2人の楽しそうな姿が脳裏に浮かび上がって、さらに胸が痛む。


(…何なんだよ……)




愛の隣にいるのは、いつも俺だったのに。


--------------------------------------------

最近寝不足も相まって、授業に全然集中できていなかった俺は、いつの間にか放課後になってることにも暫く気づかなかった。

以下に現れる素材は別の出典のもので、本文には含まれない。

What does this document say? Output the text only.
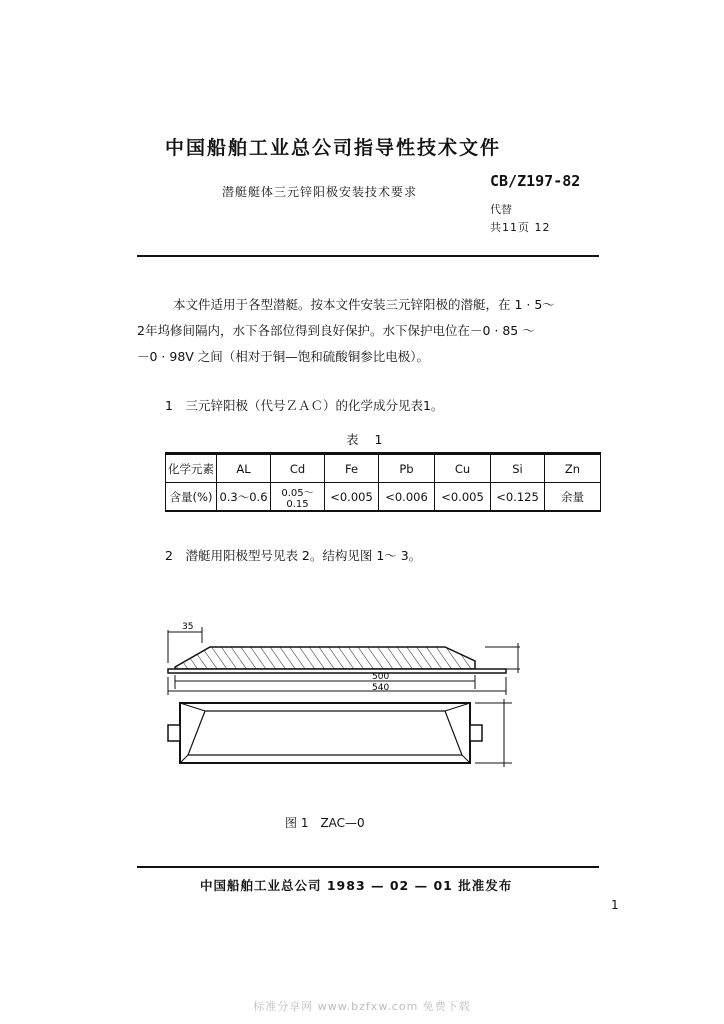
中国船舶工业总公司指导性技术文件
潜艇艇体三元锌阳极安装技术要求
CB/Z197-82
代替
共11页 12

本文件适用于各型潜艇。按本文件安装三元锌阳极的潜艇，在 1 · 5～

2年坞修间隔内，水下各部位得到良好保护。水下保护电位在－0 · 85 ～

－0 · 98V 之间（相对于铜—饱和硫酸铜参比电极）。

1　三元锌阳极（代号ＺＡＣ）的化学成分见表1。
表 1
化学元素	AL	Cd	Fe	Pb	Cu	Si	Zn
含量(%)	0.3～0.6	0.05～0.15	<0.005	<0.006	<0.005	<0.125	余量
2　潜艇用阳极型号见表 2。结构见图 1～ 3。
35
500
540
图 1　ZAC—0
中国船舶工业总公司 1983 — 02 — 01 批准发布
1
标准分享网 www.bzfxw.com 免费下载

クラスメイトに話しかけられ、初めてホームルームが終わったことに気づく。


「ははっ。廣瀬、いつにも増してぼーっとしてんな。」

「……悪ぃかよ。」

「いや?……てかお前、クマ酷いけど大丈夫か?寝れてんの?」

「………いや、まぁ…」


「理央猫派なの!?…めちゃくちゃぽすぎておもろいんだけど!」

「…何だよ、笑うなよなー。」


クラス内に明るく大きな声が響いて、会話が中断される。

どうやら、付き合うなら犬系か猫系かで盛り上がってるらしい。


小学校のつきだんから始まり、どうやら女子はこういう話が大好きらしい。


(くだらな……)


どうか自分に会話が振られませんように、と存在を消すことに集中してる時だった。


「…あれ!愛じゃん!」

「明里ちゃん!」


(っ)


また意識をそちらに全集中させる。

どうやら江南は、愛にもどちら派なのか聞くことにしたらしい。

愛は戸惑いつつも、記憶の何かを思い出しながら考え始めていた。



(……猫派だろ。)


小学生の頃、俺様の西園寺の方が好きだと言っていたことを思い出す。

あれは猫ではないが、犬か猫かで言ったら圧倒的に猫に分類されるだろう。


答えを聞くまでもないなと、またクラスメイトとの会話に戻ろうとした時、




「…犬、かな。」





「…、は?」



(……今なんて言った?)



人違いだろうか。でも俺が、彼女の声を間違えるはずがない。


……なら、聞き間違いだろうか。


「愛は犬派なんだー!愛情表情真っ直ぐ伝えられたいってこと?」


間違いじゃなかったらしい。


「…うん、まぁその方が可愛らしいなって思うかな。」


(は?)


その言葉を聞いた瞬間、視界が真っ暗になる。



ー愛情表現を真っ直ぐ伝えられた方がいいんだ?


ーうん、まぁその方が可愛らしいなって思うかな。



先程の彼女らの会話を思い出す。



(………何だよ、それ)


ここ数年の自分の努力が、全て泡になった瞬間だった。